4. Tahap Mengekspresikan Budaya
Pada tahap ini beragam perbedaan telah melebur dalam suasana yang lebih cair melalui ekspresi seni budaya. Seni memang menjadi melting pot (tempat pertemuan) untuk mencairkan kebekuan dan keegoan kelompok. Kesepakatan memilih satu atraksi budayapun membutuhkan kebesaran jiwa dari anggota kelompok yang lain mengingat keinginan untuk menonjolkan budaya sendiri akan selalu ada. Namun dengan belajar menerima kesepakatan dalam pembelajaran kooperatif multikultural maka proses belajar kebesaran jiwa untuk toleransi terhadap penonjolan budaya orang lain perlu dibiasakan.
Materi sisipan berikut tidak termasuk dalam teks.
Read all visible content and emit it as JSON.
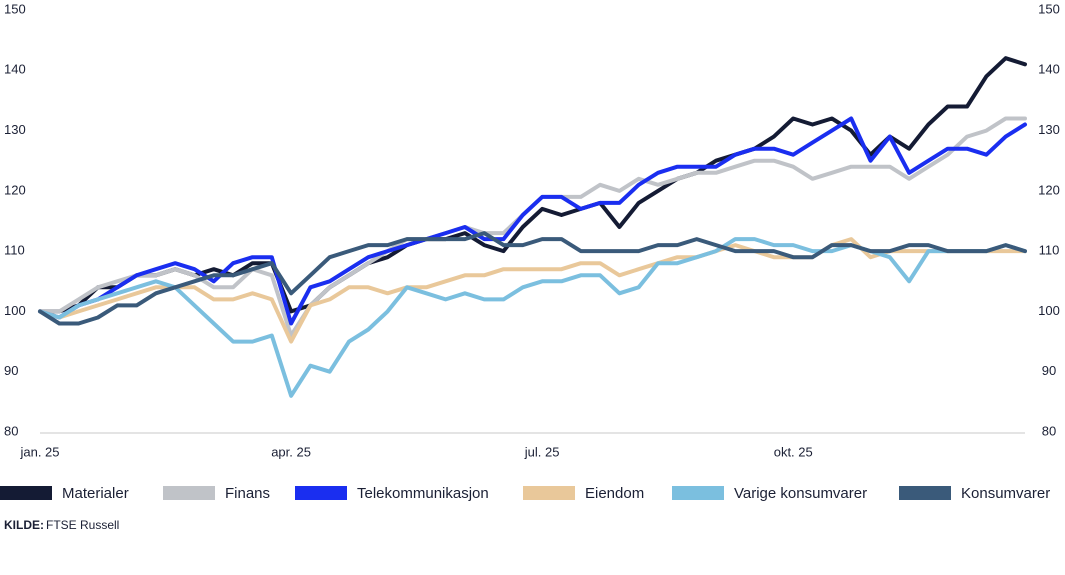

5. Tahap Refleki Pembelajaran
Pada tahap ini siswa telah meleburkan dalam kebersamaan dan telah memandang secara positif terhadap kelompok budaya siswa lain. Siswa telah belajar banyak tentang pentingnya menghargai perbedaan. Lebih jauh secara tidak sadar perilaku stereotipe dan berkonflik siswa telah terkurangi dan teredam melalui pembelajaran multikultural dengan teknik berempati ini.
Penutup
A. Kesimpulan
1. Pelaksanaan pembelajaran multikultural dengan teknik berempati dilaksanakan dengan beberapa tahap yaitu tahap pembagian kelompok multikultural, mengungkapkan dan menilai budaya, memecahkan masalah budaya, dan mengekspresikan budaya.
2. Pembelajaran multikultural dengan teknik berempati dapat meredam perilaku stereotipe dan berkonflik di kalangan siswa.
B. Saran
1. Pembelajaran multikultural dengan teknik berempati perlu lebih dikembangkan sebagai model pembelajaran yang dapat diterapkan untuk pembelajaran ilmu sosial.
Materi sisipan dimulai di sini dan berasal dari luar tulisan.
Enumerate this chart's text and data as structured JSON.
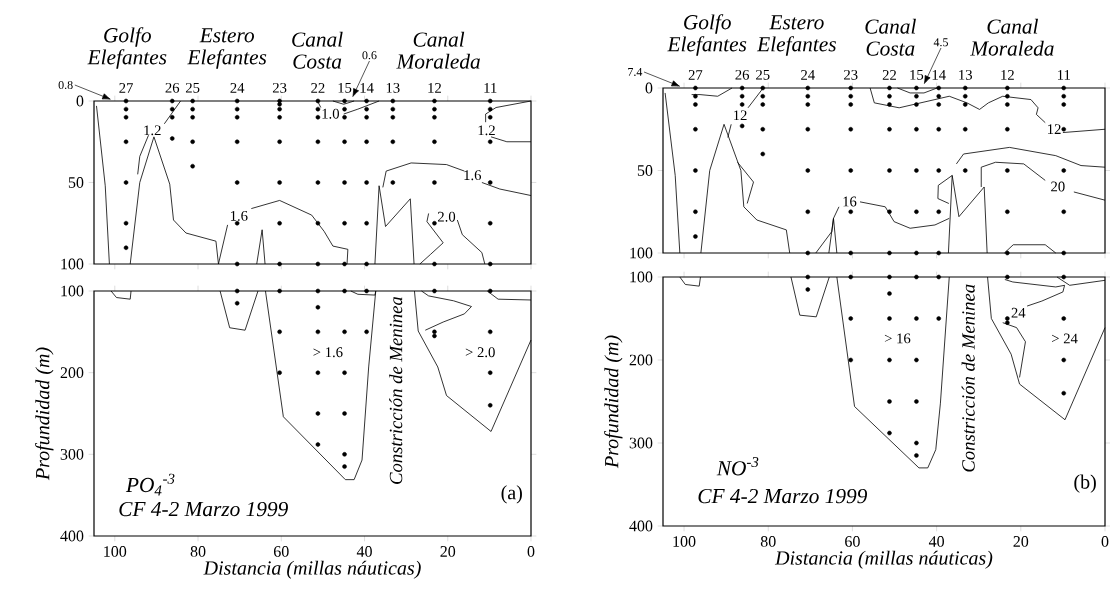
{
  "chart_data": [
    {
      "type": "line",
      "xlim": [
        105,
        0
      ],
      "ylim": [
        100,
        0
      ],
      "yticks": [
        0,
        50,
        100
      ],
      "xticks": [
        100,
        80,
        60,
        40,
        20,
        0
      ],
      "tick_labels": "y",
      "series": [
        {
          "type": "scatter",
          "color": "#000000",
          "x": [
            97.3,
            97.3,
            97.3,
            97.3,
            97.3,
            97.3,
            97.3,
            86.2,
            86.2,
            86.2,
            86.2,
            81.3,
            81.3,
            81.3,
            81.3,
            81.3,
            70.6,
            70.6,
            70.6,
            70.6,
            70.6,
            70.6,
            70.6,
            60.4,
            60.4,
            60.4,
            60.4,
            60.4,
            60.4,
            60.4,
            60.4,
            51.2,
            51.2,
            51.2,
            51.2,
            51.2,
            51.2,
            51.2,
            44.8,
            44.8,
            44.8,
            44.8,
            44.8,
            44.8,
            44.8,
            39.5,
            39.5,
            39.5,
            39.5,
            39.5,
            39.5,
            39.5,
            33.2,
            33.2,
            33.2,
            33.2,
            33.2,
            23.2,
            23.2,
            23.2,
            23.2,
            23.2,
            23.2,
            23.2,
            9.8,
            9.8,
            9.8,
            9.8,
            9.8,
            9.8,
            9.8
          ],
          "values": [
            0,
            5,
            10,
            25,
            50,
            75,
            90,
            0,
            5,
            10,
            23,
            0,
            5,
            10,
            25,
            40,
            0,
            5,
            10,
            25,
            50,
            75,
            100,
            0,
            2,
            5,
            10,
            25,
            50,
            75,
            100,
            0,
            5,
            10,
            25,
            50,
            75,
            100,
            0,
            5,
            10,
            25,
            50,
            75,
            100,
            0,
            5,
            10,
            25,
            50,
            75,
            100,
            0,
            5,
            10,
            25,
            50,
            0,
            5,
            10,
            25,
            50,
            75,
            100,
            0,
            5,
            10,
            25,
            50,
            75,
            100
          ]
        },
        {
          "type": "line",
          "color": "#000000",
          "x": [
            104.4,
            102.3,
            101.3
          ],
          "values": [
            3,
            52,
            100
          ]
        },
        {
          "type": "line",
          "color": "#000000",
          "x": [
            96.3,
            94.0,
            90.6,
            86.8,
            85.9,
            82.9,
            75.7,
            75.1
          ],
          "values": [
            100,
            50,
            22,
            51,
            73,
            81,
            86,
            100
          ]
        },
        {
          "type": "line",
          "color": "#000000",
          "x": [
            94.5,
            94.0,
            91.9,
            90,
            88.1,
            84.2
          ],
          "values": [
            45,
            34,
            21,
            null,
            14,
            0
          ]
        },
        {
          "type": "line",
          "color": "#000000",
          "x": [
            75.1,
            72.9,
            70,
            67.2,
            60.4,
            52.7,
            49.7,
            47.6,
            44.0,
            44.2
          ],
          "values": [
            100,
            76,
            null,
            66,
            61,
            70,
            80,
            89,
            91,
            100
          ]
        },
        {
          "type": "line",
          "color": "#000000",
          "x": [
            65.9,
            64.6,
            63.9
          ],
          "values": [
            100,
            79,
            100
          ]
        },
        {
          "type": "line",
          "color": "#000000",
          "x": [
            51.3,
            50.5,
            48,
            45.0,
            41.6,
            36.5
          ],
          "values": [
            0,
            4,
            null,
            8,
            5,
            0
          ]
        },
        {
          "type": "line",
          "color": "#000000",
          "x": [
            47.6,
            45,
            42.5
          ],
          "values": [
            0,
            2,
            0
          ]
        },
        {
          "type": "line",
          "color": "#000000",
          "x": [
            35.6,
            34.8,
            28.8,
            20.3,
            16,
            14,
            11.8,
            7.5,
            0
          ],
          "values": [
            53,
            43,
            38,
            39,
            43,
            null,
            50,
            54,
            58
          ]
        },
        {
          "type": "line",
          "color": "#000000",
          "x": [
            37.5,
            36.5,
            34.95,
            29,
            28.1
          ],
          "values": [
            100,
            52,
            77,
            60,
            100
          ]
        },
        {
          "type": "line",
          "color": "#000000",
          "x": [
            26.7,
            24.1,
            21.1,
            25,
            24.6,
            21,
            17.7,
            16.5,
            11.8,
            11.1
          ],
          "values": [
            100,
            94,
            87,
            74,
            69,
            null,
            73,
            82,
            93,
            100
          ]
        },
        {
          "type": "line",
          "color": "#000000",
          "x": [
            0,
            8.4,
            10.9,
            10.9,
            10.5,
            9.6,
            5.8,
            0
          ],
          "values": [
            0,
            4,
            8,
            13,
            null,
            22,
            25,
            25
          ]
        }
      ],
      "annotations": [
        "Golfo Elefantes",
        "Estero Elefantes",
        "Canal Costa",
        "Canal Moraleda",
        "0.8",
        "0.6",
        "1.2",
        "1.0",
        "1.6",
        "1.6",
        "2.0",
        "1.2",
        {
          "text": "27",
          "x": 97.3,
          "y": 0
        },
        {
          "text": "26",
          "x": 86.2,
          "y": 0
        },
        {
          "text": "25",
          "x": 81.3,
          "y": 0
        },
        {
          "text": "24",
          "x": 70.6,
          "y": 0
        },
        {
          "text": "23",
          "x": 60.4,
          "y": 0
        },
        {
          "text": "22",
          "x": 51.2,
          "y": 0
        },
        {
          "text": "15",
          "x": 44.8,
          "y": 0
        },
        {
          "text": "14",
          "x": 39.5,
          "y": 0
        },
        {
          "text": "13",
          "x": 33.2,
          "y": 0
        },
        {
          "text": "12",
          "x": 23.2,
          "y": 0
        },
        {
          "text": "11",
          "x": 9.8,
          "y": 0
        }
      ]
    },
    {
      "type": "line",
      "xlim": [
        105,
        0
      ],
      "ylim": [
        400,
        100
      ],
      "yticks": [
        100,
        200,
        300,
        400
      ],
      "xticks": [
        100,
        80,
        60,
        40,
        20,
        0
      ],
      "xlabel": "Distancia (millas náuticas)",
      "ylabel": "Profundidad (m)",
      "series": [
        {
          "type": "scatter",
          "color": "#000000",
          "x": [
            70.6,
            70.6,
            60.4,
            60.4,
            60.4,
            51.2,
            51.2,
            51.2,
            51.2,
            51.2,
            51.2,
            44.8,
            44.8,
            44.8,
            44.8,
            44.8,
            44.8,
            39.5,
            39.5,
            23.2,
            23.2,
            23.2,
            9.8,
            9.8,
            9.8,
            9.8
          ],
          "values": [
            100,
            115,
            100,
            150,
            200,
            100,
            120,
            150,
            200,
            250,
            288,
            100,
            150,
            200,
            250,
            300,
            315,
            100,
            150,
            100,
            150,
            155,
            100,
            150,
            200,
            240
          ]
        },
        {
          "type": "line",
          "color": "#000000",
          "x": [
            100.9,
            99.6,
            96.3,
            96.1
          ],
          "values": [
            100,
            108,
            110,
            100
          ]
        },
        {
          "type": "line",
          "color": "#000000",
          "x": [
            74.7,
            72.4,
            68.7,
            65.6
          ],
          "values": [
            100,
            145,
            148,
            100
          ]
        },
        {
          "type": "line",
          "color": "#000000",
          "x": [
            63.8,
            59.5,
            44.6,
            42.5,
            40.6,
            39.0,
            37.3
          ],
          "values": [
            100,
            254,
            331,
            331,
            307,
            193,
            100
          ]
        },
        {
          "type": "line",
          "color": "#000000",
          "x": [
            43.3,
            41.6,
            37.5,
            37.3
          ],
          "values": [
            100,
            104,
            105,
            100
          ]
        },
        {
          "type": "line",
          "color": "#000000",
          "x": [
            28,
            27.1,
            22.4,
            20.3,
            9.6,
            0
          ],
          "values": [
            100,
            149,
            193,
            228,
            272,
            160
          ]
        },
        {
          "type": "line",
          "color": "#000000",
          "x": [
            26.3,
            24.6,
            18.6,
            14.3,
            16,
            21.1,
            25.4
          ],
          "values": [
            100,
            106,
            112,
            119,
            128,
            138,
            148
          ]
        },
        {
          "type": "line",
          "color": "#000000",
          "x": [
            10.5,
            7.9,
            0
          ],
          "values": [
            100,
            110,
            111
          ]
        }
      ],
      "annotations": [
        "> 1.6",
        "> 2.0",
        "Constricción de Meninea",
        "PO$_{4}$$^{-3}$",
        "CF 4-2 Marzo 1999",
        "(a)"
      ]
    },
    {
      "type": "line",
      "xlim": [
        105,
        0
      ],
      "ylim": [
        100,
        0
      ],
      "yticks": [
        0,
        50,
        100
      ],
      "xticks": [
        100,
        80,
        60,
        40,
        20,
        0
      ],
      "tick_labels": "y",
      "series": [
        {
          "type": "scatter",
          "color": "#000000",
          "x": [
            97.3,
            97.3,
            97.3,
            97.3,
            97.3,
            97.3,
            97.3,
            86.2,
            86.2,
            86.2,
            86.2,
            81.3,
            81.3,
            81.3,
            81.3,
            81.3,
            70.6,
            70.6,
            70.6,
            70.6,
            70.6,
            70.6,
            70.6,
            60.4,
            60.4,
            60.4,
            60.4,
            60.4,
            60.4,
            60.4,
            51.2,
            51.2,
            51.2,
            51.2,
            51.2,
            51.2,
            51.2,
            44.8,
            44.8,
            44.8,
            44.8,
            44.8,
            44.8,
            44.8,
            39.5,
            39.5,
            39.5,
            39.5,
            39.5,
            39.5,
            39.5,
            33.2,
            33.2,
            33.2,
            33.2,
            33.2,
            23.2,
            23.2,
            23.2,
            23.2,
            23.2,
            23.2,
            23.2,
            9.8,
            9.8,
            9.8,
            9.8,
            9.8,
            9.8,
            9.8
          ],
          "values": [
            0,
            5,
            10,
            25,
            50,
            75,
            90,
            0,
            5,
            10,
            23,
            0,
            5,
            10,
            25,
            40,
            0,
            5,
            10,
            25,
            50,
            75,
            100,
            0,
            5,
            10,
            25,
            50,
            75,
            100,
            0,
            5,
            10,
            25,
            50,
            75,
            100,
            0,
            5,
            10,
            25,
            50,
            75,
            100,
            0,
            5,
            10,
            25,
            50,
            75,
            100,
            0,
            5,
            10,
            25,
            50,
            0,
            5,
            10,
            25,
            50,
            75,
            100,
            0,
            5,
            10,
            25,
            50,
            75,
            100
          ]
        },
        {
          "type": "line",
          "color": "#000000",
          "x": [
            104.5,
            102.1,
            101
          ],
          "values": [
            3,
            53,
            100
          ]
        },
        {
          "type": "line",
          "color": "#000000",
          "x": [
            96,
            93.9,
            90.5,
            86.5,
            85.8,
            82.7,
            75.7,
            74.9
          ],
          "values": [
            100,
            50,
            22,
            50,
            72,
            80,
            86,
            100
          ]
        },
        {
          "type": "line",
          "color": "#000000",
          "x": [
            98.2,
            96.2,
            92,
            88.6
          ],
          "values": [
            4,
            4,
            5,
            0
          ]
        },
        {
          "type": "line",
          "color": "#000000",
          "x": [
            89.6,
            88.8,
            86.8,
            84.8,
            81.2
          ],
          "values": [
            30,
            22,
            null,
            12,
            0
          ]
        },
        {
          "type": "line",
          "color": "#000000",
          "x": [
            87.3,
            83.5,
            85
          ],
          "values": [
            45,
            57,
            70
          ]
        },
        {
          "type": "line",
          "color": "#000000",
          "x": [
            68.7,
            64.9,
            64.5,
            63.2,
            60.7,
            58.2,
            52.2,
            50.1,
            46.3,
            40.4,
            37
          ],
          "values": [
            100,
            87,
            79,
            72,
            null,
            69,
            72,
            81,
            85,
            83,
            79
          ]
        },
        {
          "type": "line",
          "color": "#000000",
          "x": [
            65.6,
            64.5,
            63.7
          ],
          "values": [
            100,
            79,
            100
          ]
        },
        {
          "type": "line",
          "color": "#000000",
          "x": [
            37.2,
            36.3,
            34.7,
            28.7,
            28
          ],
          "values": [
            100,
            53,
            78,
            60,
            100
          ]
        },
        {
          "type": "line",
          "color": "#000000",
          "x": [
            36.3,
            39.6,
            39.7,
            37.1
          ],
          "values": [
            53,
            59,
            67,
            70
          ]
        },
        {
          "type": "line",
          "color": "#000000",
          "x": [
            35.3,
            33.6,
            22.7,
            11.7,
            5.7,
            0
          ],
          "values": [
            46,
            40,
            36,
            41,
            47,
            48
          ]
        },
        {
          "type": "line",
          "color": "#000000",
          "x": [
            29.4,
            29.4,
            26,
            19.3,
            14.2,
            11,
            7.4,
            0
          ],
          "values": [
            60,
            48,
            45,
            46,
            56,
            null,
            63,
            68
          ]
        },
        {
          "type": "line",
          "color": "#000000",
          "x": [
            23.9,
            21.8,
            14.2,
            11.7
          ],
          "values": [
            100,
            95,
            95,
            100
          ]
        },
        {
          "type": "line",
          "color": "#000000",
          "x": [
            49.3,
            46.3,
            43,
            39.9
          ],
          "values": [
            0,
            3,
            3,
            0
          ]
        },
        {
          "type": "line",
          "color": "#000000",
          "x": [
            55.8,
            54.8,
            48.9,
            40.4,
            37,
            32.8,
            29.8,
            27.7,
            24.3,
            17.6,
            15.9,
            16.3,
            14.2,
            12,
            10,
            0
          ],
          "values": [
            0,
            9,
            12,
            7,
            5,
            9,
            13,
            9,
            5,
            7,
            12,
            16,
            21,
            null,
            27,
            25
          ]
        }
      ],
      "annotations": [
        "Golfo Elefantes",
        "Estero Elefantes",
        "Canal Costa",
        "Canal Moraleda",
        "7.4",
        "4.5",
        "12",
        "16",
        "20",
        "12",
        {
          "text": "27",
          "x": 97.3,
          "y": 0
        },
        {
          "text": "26",
          "x": 86.2,
          "y": 0
        },
        {
          "text": "25",
          "x": 81.3,
          "y": 0
        },
        {
          "text": "24",
          "x": 70.6,
          "y": 0
        },
        {
          "text": "23",
          "x": 60.4,
          "y": 0
        },
        {
          "text": "22",
          "x": 51.2,
          "y": 0
        },
        {
          "text": "15",
          "x": 44.8,
          "y": 0
        },
        {
          "text": "14",
          "x": 39.5,
          "y": 0
        },
        {
          "text": "13",
          "x": 33.2,
          "y": 0
        },
        {
          "text": "12",
          "x": 23.2,
          "y": 0
        },
        {
          "text": "11",
          "x": 9.8,
          "y": 0
        }
      ]
    },
    {
      "type": "line",
      "xlim": [
        105,
        0
      ],
      "ylim": [
        400,
        100
      ],
      "yticks": [
        100,
        200,
        300,
        400
      ],
      "xticks": [
        100,
        80,
        60,
        40,
        20,
        0
      ],
      "xlabel": "Distancia (millas náuticas)",
      "ylabel": "Profundidad (m)",
      "series": [
        {
          "type": "scatter",
          "color": "#000000",
          "x": [
            70.6,
            70.6,
            60.4,
            60.4,
            60.4,
            51.2,
            51.2,
            51.2,
            51.2,
            51.2,
            51.2,
            44.8,
            44.8,
            44.8,
            44.8,
            44.8,
            44.8,
            39.5,
            39.5,
            23.2,
            23.2,
            23.2,
            9.8,
            9.8,
            9.8,
            9.8
          ],
          "values": [
            100,
            115,
            100,
            150,
            200,
            100,
            120,
            150,
            200,
            250,
            288,
            100,
            150,
            200,
            250,
            300,
            315,
            100,
            150,
            100,
            150,
            155,
            100,
            150,
            200,
            240
          ]
        },
        {
          "type": "line",
          "color": "#000000",
          "x": [
            101,
            99.7,
            96.4,
            96.1
          ],
          "values": [
            100,
            109,
            111,
            100
          ]
        },
        {
          "type": "line",
          "color": "#000000",
          "x": [
            74.6,
            72.5,
            68.6,
            65.5
          ],
          "values": [
            100,
            146,
            148,
            100
          ]
        },
        {
          "type": "line",
          "color": "#000000",
          "x": [
            63.7,
            59.5,
            44.2,
            42.1,
            40.2,
            39.1,
            37
          ],
          "values": [
            100,
            256,
            330,
            330,
            308,
            252,
            100
          ]
        },
        {
          "type": "line",
          "color": "#000000",
          "x": [
            27.9,
            27,
            22.3,
            20.3,
            9.5,
            0
          ],
          "values": [
            100,
            150,
            193,
            229,
            272,
            161
          ]
        },
        {
          "type": "line",
          "color": "#000000",
          "x": [
            23.8,
            21.9,
            11.7,
            9.6,
            10,
            15,
            18.5,
            21,
            24.3,
            21,
            18.9,
            20.3
          ],
          "values": [
            103,
            106,
            112,
            110,
            118,
            129,
            135,
            null,
            155,
            161,
            178,
            221
          ]
        },
        {
          "type": "line",
          "color": "#000000",
          "x": [
            11.4,
            8.4,
            0
          ],
          "values": [
            100,
            110,
            104
          ]
        }
      ],
      "annotations": [
        "> 16",
        "> 24",
        "24",
        "Constricción de Meninea",
        "NO$^{-3}$",
        "CF 4-2 Marzo 1999",
        "(b)"
      ]
    }
  ]
}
2. Perlu disusun pentahapan pembelajaran yang lebih terstruktur sehingga dapat dijadikan acuan dalam proses pembelajaran.
3. Pelaksanaan teknik berempati ini dapat diusulkan sebagai alternatif pembelajaran yang dapat membentuk perilaku siswa agar lebih berkarakter dengan belajar menghargai beragam perbedaan.
Daftar Pustaka
Benyamin Molan. 2009. ”Mengelola Konflik dan Resolusi Konflik”. Dalam
Multikulturalisme: Belajar Hidup Bersama dalam Perbedaan.Jakarta: Indeks.
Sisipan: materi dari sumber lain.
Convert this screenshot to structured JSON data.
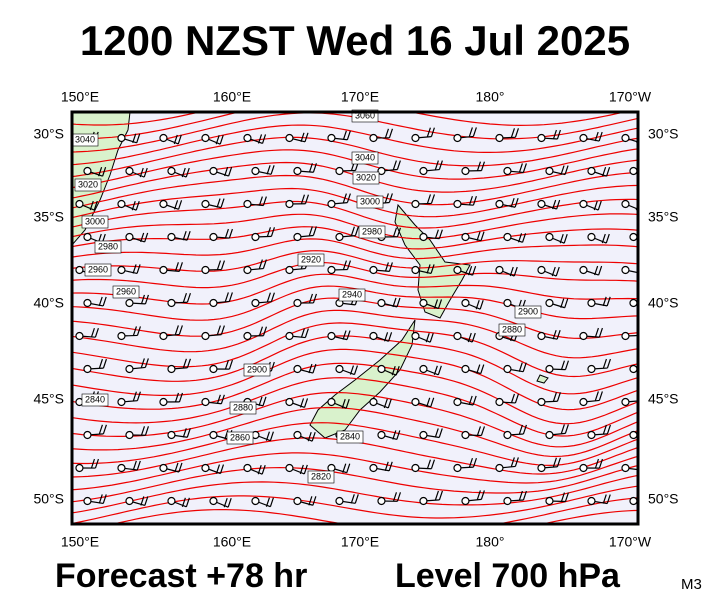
{
  "header": {
    "title": "1200 NZST Wed 16 Jul 2025"
  },
  "map": {
    "lon_labels": [
      "150°E",
      "160°E",
      "170°E",
      "180°",
      "170°W"
    ],
    "lat_labels": [
      "30°S",
      "35°S",
      "40°S",
      "45°S",
      "50°S"
    ],
    "contour_labels": [
      "3060",
      "3040",
      "3040",
      "3020",
      "3020",
      "3000",
      "3000",
      "2980",
      "2980",
      "2960",
      "2960",
      "2940",
      "2920",
      "2900",
      "2900",
      "2880",
      "2880",
      "2860",
      "2840",
      "2840",
      "2820"
    ]
  },
  "footer": {
    "forecast": "Forecast +78 hr",
    "level": "Level 700 hPa",
    "model": "M3"
  }
}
Burhan Bungin. 2008. Penelitian Kualitatif: Komunikasi, Ekonomi, Kebijakan
Publik, dan Ilmu Sosial Lainnya. Jakarta: Kencana.
Catur. 2009. Perlunya Empati dalam Pembelajaran, (Online),
(http://catur.dosen.akprind.ac.id/2009/02/06/perlunya-empati-dalam-pembelajaran/,
diakses 9 Mei 2010).
H.A.R. Tilaar. 2004. Multikulturalisme Tantangan-Tantangan Global Masa Depan
dalam Transformasi Pendidikan Nasional. Jakarta: Grasindo.
Hendar Putranto. 2009. ”Wacana Multikulturalisme dilihat dari Perspektif Historis-Politis”. Dalam Multikulturalisme: Belajar Hidup Bersama dalam Perbedaan. Jakarta: Indeks.
Parsudi Suparlan. 2002. “Menuju Masyarakat Indonesia yang Multikultural”.
Jurnal Antropologi Indonesia 69, hlm. 98-105.
Poloma, Margaret M. 2007. Sosiologi Kontemporer. Jakarta: RajaGrafindo Persada.
Suparlan Al Hakim. 2007. Pembelajaran Berbasis Multikultural dalam Model-Model Pembelajaran Inovatif. Malang: LP3 UM.
Sutarno. 2008. Pendidikan Multikultural. Jakarta: Dirjen Dikti Depdiknas.